ワキは東方よりの灯火がたくさん見えると言いつつ下がると、あれは何の灯火かと問いかけます。
シテは春日の野守の飛火と答え、古の春日野の飛ぶ火の言われを謡い「松明の火の働くが飛ぶやうなればとて」と一ノ松あたりまでツツっと進みます。
「また修羅道の折を得て」で舞台に入ると「あの春日野にともすぞや」と開イて胸サシ「あれ追っ払へ春日野の」と開キつつ謡って地謡に。

「野守は無きか出でて見よ」と聞いて足拍子を左右踏んで扇を広げ、角へ向かうと角トリ。左へ回って「燃え焦るる瞋恚の焔」で大小前へ「焼狩と見えつるは」と小廻りして出て、招キ扇しながら「武蔵野を焼きし飛火のかげ」と謡って目付に進み、地謡「野守の水を照らししは」で扇カザシて下見て立つ形。

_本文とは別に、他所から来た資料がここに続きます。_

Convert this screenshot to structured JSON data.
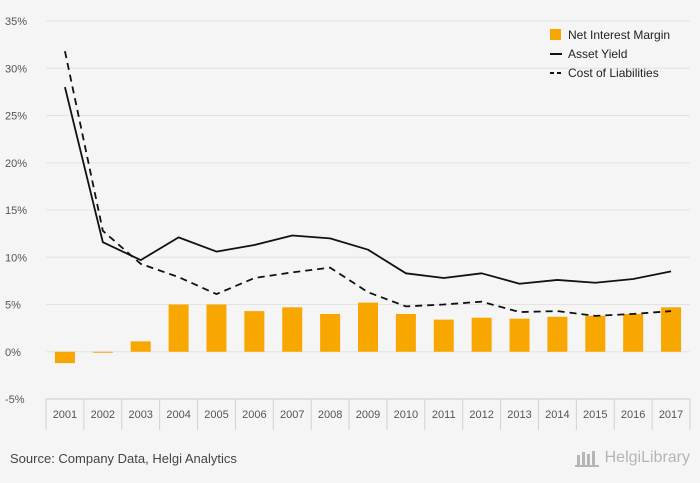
{
  "chart_data": {
    "type": "bar",
    "categories": [
      "2001",
      "2002",
      "2003",
      "2004",
      "2005",
      "2006",
      "2007",
      "2008",
      "2009",
      "2010",
      "2011",
      "2012",
      "2013",
      "2014",
      "2015",
      "2016",
      "2017"
    ],
    "series": [
      {
        "name": "Net Interest Margin",
        "type": "bar",
        "color": "#f7a700",
        "values": [
          -1.2,
          -0.1,
          1.1,
          5.0,
          5.0,
          4.3,
          4.7,
          4.0,
          5.2,
          4.0,
          3.4,
          3.6,
          3.5,
          3.7,
          3.8,
          4.0,
          4.7
        ]
      },
      {
        "name": "Asset Yield",
        "type": "line",
        "style": "solid",
        "color": "#111111",
        "values": [
          28.0,
          11.6,
          9.7,
          12.1,
          10.6,
          11.3,
          12.3,
          12.0,
          10.8,
          8.3,
          7.8,
          8.3,
          7.2,
          7.6,
          7.3,
          7.7,
          8.5
        ]
      },
      {
        "name": "Cost of Liabilities",
        "type": "line",
        "style": "dashed",
        "color": "#111111",
        "values": [
          31.8,
          12.8,
          9.3,
          7.9,
          6.1,
          7.8,
          8.4,
          8.9,
          6.3,
          4.8,
          5.0,
          5.3,
          4.2,
          4.3,
          3.8,
          4.0,
          4.3
        ]
      }
    ],
    "yticks": [
      -5,
      0,
      5,
      10,
      15,
      20,
      25,
      30,
      35
    ],
    "ytick_labels": [
      "-5%",
      "0%",
      "5%",
      "10%",
      "15%",
      "20%",
      "25%",
      "30%",
      "35%"
    ],
    "ylim": [
      -5,
      35
    ],
    "grid": true,
    "legend_position": "top-right"
  },
  "footer": {
    "source": "Source: Company Data, Helgi Analytics",
    "brand": "HelgiLibrary"
  }
}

「鏡にうつる胸の焔」と胸を押さえ、扇を後ろに跳ばして太刀を抜くと、地謡の「すは一刀の剣の光」に正へ打って出て「差し違え」と太刀を差す形。
大小前から面切りつつ出て、両手で「春日野の草薙や」と太刀を捧げると角に出ます。
「山河を動かす修羅道の」の謡に橋掛りに入り、繰り返す謡に小さく回ると、一ノ松で太刀を捨て「瞋恚を助けてたび給へ」と合掌し、繰り返す謡に合掌を解いて左袖を巻き、詰めて終曲となりました。

おそらくは五百年近く、上演されないままに番外扱いになっていたらしいこの曲ですが、実に味わい深い能でした。復曲以来、度々上演されているのが納得できる一番ですが、最後の部分では、記載した通り「瞋恚を助けてたび給へ」と繰り返し、読経により一時安らぎを得たものの、救われないままに再び修羅道に落ちて行くという、修羅物としては珍しい形になっています。このあたりが長く上演されなかった理由でしょうし、今観ると深い味わいを感じさせるところでもありましょう。

それにつけても、当代の人気役者の一人でもある味方玄(しずか)さん、シテとして演じられるのは初めて拝見しましたが、実に深い演技でした。機会あれば是非また拝見したいと思っています。